Também a convenção pioneira de 1967 se referia a registro de objeto lançado ao espaço cósmico, registro esse que direta ou indiretamente é contemplado nas convenções de 1968 e de 1972, a que acabamos de nos reportar. Eis aí precedentes que acabaram por convergir na convenção sobre registro de objetos lançados no espaço exterior, aberta à assinatura em Nova York, a 14 de janeiro de 1975, convenção essa à qual o Brasil não está vinculado.

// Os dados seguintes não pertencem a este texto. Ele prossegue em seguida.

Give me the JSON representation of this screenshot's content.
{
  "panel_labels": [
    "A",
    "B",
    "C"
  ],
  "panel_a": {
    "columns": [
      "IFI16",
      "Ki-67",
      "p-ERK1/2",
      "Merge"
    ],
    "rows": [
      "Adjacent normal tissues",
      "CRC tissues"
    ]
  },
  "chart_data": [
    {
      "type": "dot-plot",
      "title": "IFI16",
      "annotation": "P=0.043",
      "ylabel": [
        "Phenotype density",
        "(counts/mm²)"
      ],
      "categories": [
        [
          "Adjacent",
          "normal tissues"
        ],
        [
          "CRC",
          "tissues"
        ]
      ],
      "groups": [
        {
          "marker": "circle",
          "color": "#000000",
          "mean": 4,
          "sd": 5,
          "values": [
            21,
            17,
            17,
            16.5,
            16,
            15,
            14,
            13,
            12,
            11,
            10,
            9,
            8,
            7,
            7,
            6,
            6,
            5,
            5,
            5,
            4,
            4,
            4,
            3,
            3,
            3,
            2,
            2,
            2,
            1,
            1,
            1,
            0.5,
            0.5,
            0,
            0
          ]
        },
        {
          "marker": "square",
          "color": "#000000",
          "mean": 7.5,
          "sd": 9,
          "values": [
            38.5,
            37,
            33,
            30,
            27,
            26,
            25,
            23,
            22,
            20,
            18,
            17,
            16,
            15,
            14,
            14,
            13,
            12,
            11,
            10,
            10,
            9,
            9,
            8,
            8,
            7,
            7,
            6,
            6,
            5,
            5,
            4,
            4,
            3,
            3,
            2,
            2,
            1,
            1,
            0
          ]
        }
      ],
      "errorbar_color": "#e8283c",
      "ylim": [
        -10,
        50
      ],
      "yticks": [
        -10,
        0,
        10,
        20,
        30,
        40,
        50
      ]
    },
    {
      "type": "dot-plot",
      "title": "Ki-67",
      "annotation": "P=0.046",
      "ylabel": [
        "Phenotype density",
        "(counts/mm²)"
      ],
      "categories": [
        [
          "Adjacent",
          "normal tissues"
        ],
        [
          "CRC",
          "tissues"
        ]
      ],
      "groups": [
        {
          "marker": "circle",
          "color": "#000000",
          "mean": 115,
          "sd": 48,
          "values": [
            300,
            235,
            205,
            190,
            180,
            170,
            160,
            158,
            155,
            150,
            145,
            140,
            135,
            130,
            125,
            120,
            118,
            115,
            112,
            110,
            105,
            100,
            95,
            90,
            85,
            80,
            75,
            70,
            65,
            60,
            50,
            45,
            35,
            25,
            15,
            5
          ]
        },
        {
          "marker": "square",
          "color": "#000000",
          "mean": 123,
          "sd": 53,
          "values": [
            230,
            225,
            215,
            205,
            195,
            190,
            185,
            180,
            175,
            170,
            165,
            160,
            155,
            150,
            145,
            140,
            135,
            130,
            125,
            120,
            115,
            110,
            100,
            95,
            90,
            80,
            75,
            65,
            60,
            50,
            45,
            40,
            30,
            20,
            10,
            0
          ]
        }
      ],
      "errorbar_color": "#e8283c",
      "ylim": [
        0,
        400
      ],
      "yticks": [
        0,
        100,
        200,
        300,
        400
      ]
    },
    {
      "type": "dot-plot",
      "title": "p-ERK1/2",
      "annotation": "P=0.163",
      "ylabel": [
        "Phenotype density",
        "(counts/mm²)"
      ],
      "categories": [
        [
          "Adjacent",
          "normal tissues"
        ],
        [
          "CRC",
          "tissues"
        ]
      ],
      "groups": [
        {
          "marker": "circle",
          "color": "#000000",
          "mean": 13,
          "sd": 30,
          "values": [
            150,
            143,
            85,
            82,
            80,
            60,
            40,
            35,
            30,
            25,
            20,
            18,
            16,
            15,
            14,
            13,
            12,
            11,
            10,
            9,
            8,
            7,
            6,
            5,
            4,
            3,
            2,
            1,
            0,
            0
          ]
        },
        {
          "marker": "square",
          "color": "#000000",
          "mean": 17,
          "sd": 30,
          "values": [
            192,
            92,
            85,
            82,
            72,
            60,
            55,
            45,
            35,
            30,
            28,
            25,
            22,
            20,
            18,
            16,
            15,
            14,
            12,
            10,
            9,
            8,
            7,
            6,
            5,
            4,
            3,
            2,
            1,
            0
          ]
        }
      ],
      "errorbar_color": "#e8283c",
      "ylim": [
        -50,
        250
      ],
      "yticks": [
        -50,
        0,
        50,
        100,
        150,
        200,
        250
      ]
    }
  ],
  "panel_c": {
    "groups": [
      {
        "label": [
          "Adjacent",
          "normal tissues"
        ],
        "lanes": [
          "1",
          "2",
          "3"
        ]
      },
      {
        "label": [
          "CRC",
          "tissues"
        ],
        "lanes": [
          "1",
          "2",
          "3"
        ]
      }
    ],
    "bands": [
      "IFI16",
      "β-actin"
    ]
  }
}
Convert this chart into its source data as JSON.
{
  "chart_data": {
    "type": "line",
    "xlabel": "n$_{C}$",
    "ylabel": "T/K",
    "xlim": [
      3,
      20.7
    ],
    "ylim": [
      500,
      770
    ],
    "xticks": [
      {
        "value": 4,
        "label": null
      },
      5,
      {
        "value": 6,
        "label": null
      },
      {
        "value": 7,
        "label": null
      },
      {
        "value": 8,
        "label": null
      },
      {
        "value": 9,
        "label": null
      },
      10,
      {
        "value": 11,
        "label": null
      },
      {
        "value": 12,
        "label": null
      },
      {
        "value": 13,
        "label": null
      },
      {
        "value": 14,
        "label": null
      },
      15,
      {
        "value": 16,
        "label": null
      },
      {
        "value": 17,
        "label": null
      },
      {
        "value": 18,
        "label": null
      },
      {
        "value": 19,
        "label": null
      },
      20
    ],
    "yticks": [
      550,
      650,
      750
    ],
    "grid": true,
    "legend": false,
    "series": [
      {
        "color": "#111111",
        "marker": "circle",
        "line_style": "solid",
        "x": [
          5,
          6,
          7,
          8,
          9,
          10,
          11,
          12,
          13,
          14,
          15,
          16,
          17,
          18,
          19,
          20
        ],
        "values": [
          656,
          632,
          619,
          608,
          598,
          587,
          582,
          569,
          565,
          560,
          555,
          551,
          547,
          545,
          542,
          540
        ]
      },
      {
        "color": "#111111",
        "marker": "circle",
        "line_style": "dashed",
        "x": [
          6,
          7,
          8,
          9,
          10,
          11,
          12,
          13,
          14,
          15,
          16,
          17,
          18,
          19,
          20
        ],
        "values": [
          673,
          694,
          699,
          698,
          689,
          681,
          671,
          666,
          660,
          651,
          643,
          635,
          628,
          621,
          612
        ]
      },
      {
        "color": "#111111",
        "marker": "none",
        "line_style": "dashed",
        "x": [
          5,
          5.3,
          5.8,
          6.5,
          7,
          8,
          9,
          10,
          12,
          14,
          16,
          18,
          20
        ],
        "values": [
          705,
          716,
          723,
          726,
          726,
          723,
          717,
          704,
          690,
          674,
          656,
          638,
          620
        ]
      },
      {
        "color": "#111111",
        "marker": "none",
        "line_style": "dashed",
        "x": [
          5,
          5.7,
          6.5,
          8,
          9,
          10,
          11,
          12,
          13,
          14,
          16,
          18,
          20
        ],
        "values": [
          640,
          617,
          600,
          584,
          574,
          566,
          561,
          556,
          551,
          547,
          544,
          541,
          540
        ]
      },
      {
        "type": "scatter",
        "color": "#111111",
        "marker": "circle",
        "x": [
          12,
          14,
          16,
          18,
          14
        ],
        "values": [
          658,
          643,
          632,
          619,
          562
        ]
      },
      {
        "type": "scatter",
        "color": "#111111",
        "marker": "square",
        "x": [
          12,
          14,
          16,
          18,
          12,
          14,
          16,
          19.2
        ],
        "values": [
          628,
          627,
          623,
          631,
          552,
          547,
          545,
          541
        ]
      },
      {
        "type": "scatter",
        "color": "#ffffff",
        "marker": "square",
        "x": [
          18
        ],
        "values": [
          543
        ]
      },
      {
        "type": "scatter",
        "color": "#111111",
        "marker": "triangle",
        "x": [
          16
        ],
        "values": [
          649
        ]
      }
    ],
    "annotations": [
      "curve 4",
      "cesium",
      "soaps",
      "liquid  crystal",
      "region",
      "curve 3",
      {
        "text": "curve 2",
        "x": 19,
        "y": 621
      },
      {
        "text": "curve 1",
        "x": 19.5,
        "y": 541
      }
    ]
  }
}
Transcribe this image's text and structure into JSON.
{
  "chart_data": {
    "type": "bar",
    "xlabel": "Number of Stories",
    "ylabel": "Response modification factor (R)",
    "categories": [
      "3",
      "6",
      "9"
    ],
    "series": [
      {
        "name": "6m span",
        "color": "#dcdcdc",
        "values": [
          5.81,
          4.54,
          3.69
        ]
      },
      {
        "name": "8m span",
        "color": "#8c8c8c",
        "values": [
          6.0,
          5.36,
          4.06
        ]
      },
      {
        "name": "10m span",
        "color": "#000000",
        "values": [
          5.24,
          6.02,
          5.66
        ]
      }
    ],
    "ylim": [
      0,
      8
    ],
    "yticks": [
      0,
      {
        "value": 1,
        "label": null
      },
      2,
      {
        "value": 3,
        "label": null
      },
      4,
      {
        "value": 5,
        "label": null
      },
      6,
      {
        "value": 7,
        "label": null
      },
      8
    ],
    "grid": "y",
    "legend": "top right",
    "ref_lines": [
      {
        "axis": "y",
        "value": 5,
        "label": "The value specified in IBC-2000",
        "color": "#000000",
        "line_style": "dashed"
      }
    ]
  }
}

O âmbito das ações dos Estados no satélite da Terra não ficou excluído das quatro convenções espaciais, que temos citado. A quinta convenção, adotada pela Assembléia Geral das Nações Unidas em 5 de dezembro de 1979 e aberta a assinatura em Nova York treze dias depois, e da qual o Brasil ainda não é Parte, intitula-se, precisamente, Tratado Regulamentador das Atividades do Estados na Lua e Outros Corpos Celestes. Assim é que, exemplificativamente, o artigo III demanda seja a Lua usada pelas Partes exclusivamente para propósitos pacíficos, enquanto o artigo IV dispõe ser ela província de toda a humanidade e deve ser utilizada em benefício e interesse de todos os Países, independentemente do respectivo grau de desenvolvimento econômico ou científico. "Atenção devida (diz esse artigo) deve ser prestada no interesse das atuais e futuras gerações, assim como para a necessidade de promover níveis mais altos de vida e condições de progresso e desenvolvimento econômico e social".

 

VI. Observações conclusivas

Esta disposição do Tratado sobre a Lua nos encaminha para características do direito espacial até agora não sublinhadas e que devem sê-lo nesta oportunidade, concernentes aos fatores tecnológico, científico, militar e econômico e que contribuem para explicar a gênese e o desenvolvimento desse direito. Tais fatores concorrem para explicar o papel relevante exercido pelas superpotências no processo de codificação, papel esse que, todavia, não chega a ser exclusivo. Não se pode menosprezar a contribuição dos demais Estados, assim como das organizações internacionais, em particular das Nações Unidas, no plano da codificação desse direito, o que explica a influência do COPUOS na elaboração de resoluções e, principalmente, na preparação de tratados internacionais aplicáveis ao espaço cósmico. Todavia o direito não é apenas ordenamento normativo, senão também constelação de valores, no âmbito da qeral se situa a evocação da humanidade como realidade fática mas, igualmente, como expressão de transcendência. Adquirem hoje, pois, relevo singular temas relativos ao espaço exterior, quais sejam, verbi gratia, o do patrimônio comum da humanidade e o da condição do astronauta como emissário ou embaixador dessa mesma humanidade.